DE LA GRANDE POLITIQUE. — Quelle que soit la part que prennent, dans la grande politique, l’utilitarisme et la vanité des individus comme des peuples : la force la plus vivace qui les pousse en avant est le besoin de puissance, qui, non seulement dans l’âme des princes et des puissants, mais encore, et non pour la moindre part, dans les couches inférieures du peuple, jaillit, de temps en temps, de sources inépuisables. L’heure revient toujours à nouveau, l’heure où les masses sont prêtes à sacrifier leur vie, leur fortune, leur conscience, leur vertu pour se créer cette jouissance supérieure et pour régner, en nation victorieuse et tyranniquement arbitraire, sur d’autres nations (ou du moins pour se figurer qu’elles règnent). Alors les sentiments de prodigalité, de sacrifice, d’espérance, de confiance, d’audace extraordinaire, d’enthousiasme jaillissent si abondamment que le souverain ambitieux ou prévoyant avec sagesse, peut saisir le premier prétexte à une guerre et substituer à son injustice la bonne conscience du peuple. Les grands conquérants ont toujours tenu le langage pathétique de la vertu : ils avaient toujours autour d’eux des masses qui se trouvaient en état d’exaltation et ne voulaient entendre que des discours exaltés. Singulière folie des jugements moraux ! Lorsque l’homme a le sentiment de la puissance, il se croit et s’appelle bon : et c’est alors justement que les autres, sur lesquels il lui faut épancher sa puissance, l’appellent méchant ! Hésiode, dans sa fable des âges de l’homme, a peint deux fois de suite la même époque, celle des héros d’Homère, et c’est ainsi que d’une seule époque il en a fait deux : vue par l’esprit de ceux qui se trouvaient sous une contrainte épouvantable, sous la contrainte d’airain de ces héros aventureux de la force ou qui en avaient entendu parler par leurs ancêtres, cette époque apparaissait comme mauvaise : mais les descendants de ces générations chevaleresques vénéraient en elle le bon vieux temps, presque bienheureux. C’est pourquoi le poète ne sut point s’en tirer autrement que comme il fit, — car il avait probablement autour de lui des auditeurs des deux espèces ! (Aurore, § 189)

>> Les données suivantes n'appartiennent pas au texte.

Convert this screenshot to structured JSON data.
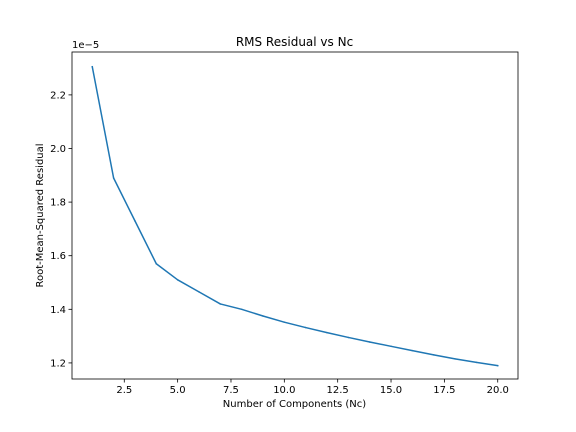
{
  "chart_data": {
    "type": "line",
    "title": "RMS Residual vs Nc",
    "xlabel": "Number of Components (Nc)",
    "ylabel": "Root-Mean-Squared Residual",
    "y_offset_label": "1e−5",
    "y_scale_factor": 1e-05,
    "xlim": [
      0.05,
      20.95
    ],
    "ylim": [
      1.14,
      2.36
    ],
    "x_ticks": [
      2.5,
      5.0,
      7.5,
      10.0,
      12.5,
      15.0,
      17.5,
      20.0
    ],
    "x_tick_labels": [
      "2.5",
      "5.0",
      "7.5",
      "10.0",
      "12.5",
      "15.0",
      "17.5",
      "20.0"
    ],
    "y_ticks": [
      1.2,
      1.4,
      1.6,
      1.8,
      2.0,
      2.2
    ],
    "y_tick_labels": [
      "1.2",
      "1.4",
      "1.6",
      "1.8",
      "2.0",
      "2.2"
    ],
    "grid": false,
    "line_color": "#1f77b4",
    "series": [
      {
        "x": [
          1,
          2,
          3,
          4,
          5,
          6,
          7,
          8,
          9,
          10,
          11,
          12,
          13,
          14,
          15,
          16,
          17,
          18,
          19,
          20
        ],
        "y": [
          2.305,
          1.89,
          1.73,
          1.57,
          1.51,
          1.465,
          1.42,
          1.4,
          1.375,
          1.352,
          1.332,
          1.313,
          1.295,
          1.278,
          1.262,
          1.246,
          1.23,
          1.215,
          1.202,
          1.19
        ]
      }
    ]
  }
}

AUSSI PEU D’« ÉTAT » QUE POSSIBLE ! – Toutes les conditions politiques et sociales ne valent pas que ce soient justement les esprits les plus doués qui aient le droit de s’en occuper et qui y soient forcés : un tel gaspillage des esprits est en somme plus grave qu’un état de misère. La politique est le champ de travail pour des cerveaux plus médiocres, et ce champ de travail ne devrait pas être ouvert à d’autres : que plutôt encore la machine s’en aille en morceaux ! Mais telles que les choses se présentent aujourd’hui, où non seulement tous croient devoir être informés quotidiennement des choses politiques, mais où chacun veut encore y être actif à tout instant, et abandonne pour cela son propre travail, elles sont une grande et ridicule folie. On paye la « sécurité publique » beaucoup trop cher à ce prix : et, ce qu’il y a de plus fou, on aboutit de la sorte au contraire de la sécurité publique, ainsi que notre excellent siècle est en train de le démontrer : comme si cela n’avait jamais été fait ! Donner à la société la sécurité contre les voleurs et contre le feu, la rendre infiniment commode pour toute espèce de commerce et de relations, et transformer l’État en providence, au bon et au mauvais sens, — ce sont là des buts inférieurs, médiocres et nullement indispensables, à quoi l’on ne devrait pas viser avec les moyens et les instruments les plus élevés qu’il y ait, — les moyens que l’on devrait réserver justement aux fins supérieures et les plus rares ! Notre époque, bien qu’elle parle beaucoup d’économie, est bien gaspilleuse : elle gaspille ce qu’il y a de plus précieux, l’esprit.(Aurore, § 179)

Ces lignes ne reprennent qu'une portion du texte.